I bet at 1705 Murchison Drive in Burlingame the CTA has its list all ready to send out to pliant Democratic lawmakers the morning of Nov. 7. It will lay out a call to minimize the $5 billion hit to K-12 funding with gimmicks and midyear cuts in a variety of state programs. This is just for starters:

* Starving local governments of promised state funds through accounting tricks and subterfuge.

* Passing a variety of illegal fee hikes and pretending that they don’t violate Proposition 26, the supermajority vote to pass new taxes and fees.

* Reducing the safety net by cutting services for the needy — even if it means taking on the Service Employees International Union.

* Sharply increasing University of California and California State University tuition and limiting the tuition reductions that tens of thousands of students get but which the media never explain — even if it means taking on the faculty unions.

* Reducing the prison population, whether by “realigning” more allegedly low-risk inmates to the local level, speeding up parole, or both — even if it means taking on the prison guards union.

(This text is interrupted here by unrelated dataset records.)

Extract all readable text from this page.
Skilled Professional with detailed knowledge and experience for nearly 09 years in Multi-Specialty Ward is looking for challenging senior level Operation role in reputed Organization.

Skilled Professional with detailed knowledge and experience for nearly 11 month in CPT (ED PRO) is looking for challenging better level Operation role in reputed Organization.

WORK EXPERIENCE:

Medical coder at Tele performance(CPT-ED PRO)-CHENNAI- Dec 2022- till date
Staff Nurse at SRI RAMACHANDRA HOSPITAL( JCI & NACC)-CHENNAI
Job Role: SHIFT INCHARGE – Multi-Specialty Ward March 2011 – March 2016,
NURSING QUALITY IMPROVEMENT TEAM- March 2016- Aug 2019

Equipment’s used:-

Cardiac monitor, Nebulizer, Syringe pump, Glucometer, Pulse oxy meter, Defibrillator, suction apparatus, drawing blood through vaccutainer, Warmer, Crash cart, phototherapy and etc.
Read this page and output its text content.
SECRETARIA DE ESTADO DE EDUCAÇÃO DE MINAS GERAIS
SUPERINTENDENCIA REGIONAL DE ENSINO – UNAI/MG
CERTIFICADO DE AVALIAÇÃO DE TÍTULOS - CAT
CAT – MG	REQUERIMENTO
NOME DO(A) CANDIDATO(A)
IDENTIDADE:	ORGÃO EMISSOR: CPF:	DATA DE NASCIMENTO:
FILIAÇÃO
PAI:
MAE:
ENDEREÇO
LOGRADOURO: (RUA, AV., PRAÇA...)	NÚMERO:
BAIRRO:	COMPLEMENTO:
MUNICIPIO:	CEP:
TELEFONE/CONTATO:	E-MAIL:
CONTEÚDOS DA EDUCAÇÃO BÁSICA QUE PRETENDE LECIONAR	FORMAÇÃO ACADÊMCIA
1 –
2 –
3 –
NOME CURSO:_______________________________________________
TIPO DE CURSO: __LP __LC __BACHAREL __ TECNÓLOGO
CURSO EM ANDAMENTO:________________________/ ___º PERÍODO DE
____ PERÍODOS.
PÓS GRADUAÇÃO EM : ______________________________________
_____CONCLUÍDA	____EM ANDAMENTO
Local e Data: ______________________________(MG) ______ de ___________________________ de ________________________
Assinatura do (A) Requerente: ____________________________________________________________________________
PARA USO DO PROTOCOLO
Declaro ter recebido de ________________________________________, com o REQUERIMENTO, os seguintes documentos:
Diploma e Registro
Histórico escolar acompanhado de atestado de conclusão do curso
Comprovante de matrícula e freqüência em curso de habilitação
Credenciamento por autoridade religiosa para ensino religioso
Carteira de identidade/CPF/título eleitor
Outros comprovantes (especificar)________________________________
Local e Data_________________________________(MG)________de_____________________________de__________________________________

* Most juicily of all, going after the billion-dollars-plus that the California Air Resources Board expects to raise this fiscal year once it begins auctioning off pollution rights later under its AB 32-mandated Cap and Trade program.

AB 32 trickery a certainty

Now I assume that at least someone out there is saying, “Hey, wait a minute, the use of those fees is severely limited. They can only go for pollution relief or to fight global warming.”

But who believes that this will stop the Legislature from doing the CTA’s bidding with the usual accounting scams? This is a state government that would be under permanent siege by the Securities and Exchange Commission were it held to the same standards as companies in the private sector. It is not a government peopled by people with consciences.

So expect the CTA to argue that health programs, forestry programs, water programs and regulatory programs (including the air board itself) have a nexus with pollution and thus could be funded with pollution fees. Voila — the regular general fund dollars these fees replaced could be shifted to K-12.

An inevitable power play

There’s an inevitability to this scenario. When the top priority of the most powerful force in California politics is preserving the pay of veteran teachers, then the lawmakers beholden to this force will do what they’re told.

We have a state Legislature so terrified of the CTA that it ignores President Barack Obama’s calls for education reform, that it is gearing up to kill a 1971 state law requiring student performance be part of teacher evaluations and that even protects classroom sex predators. Hollowing out the rest of state government to keep teacher pay intact won’t cost Senate President Pro Tem Darrell Steinberg, D-Sacramento, Assembly Speaker John Perez, D-Los Angeles, or any other Dem lawmaker a moment of sleep.

Expect the crusade to begin bright and early Nov. 7.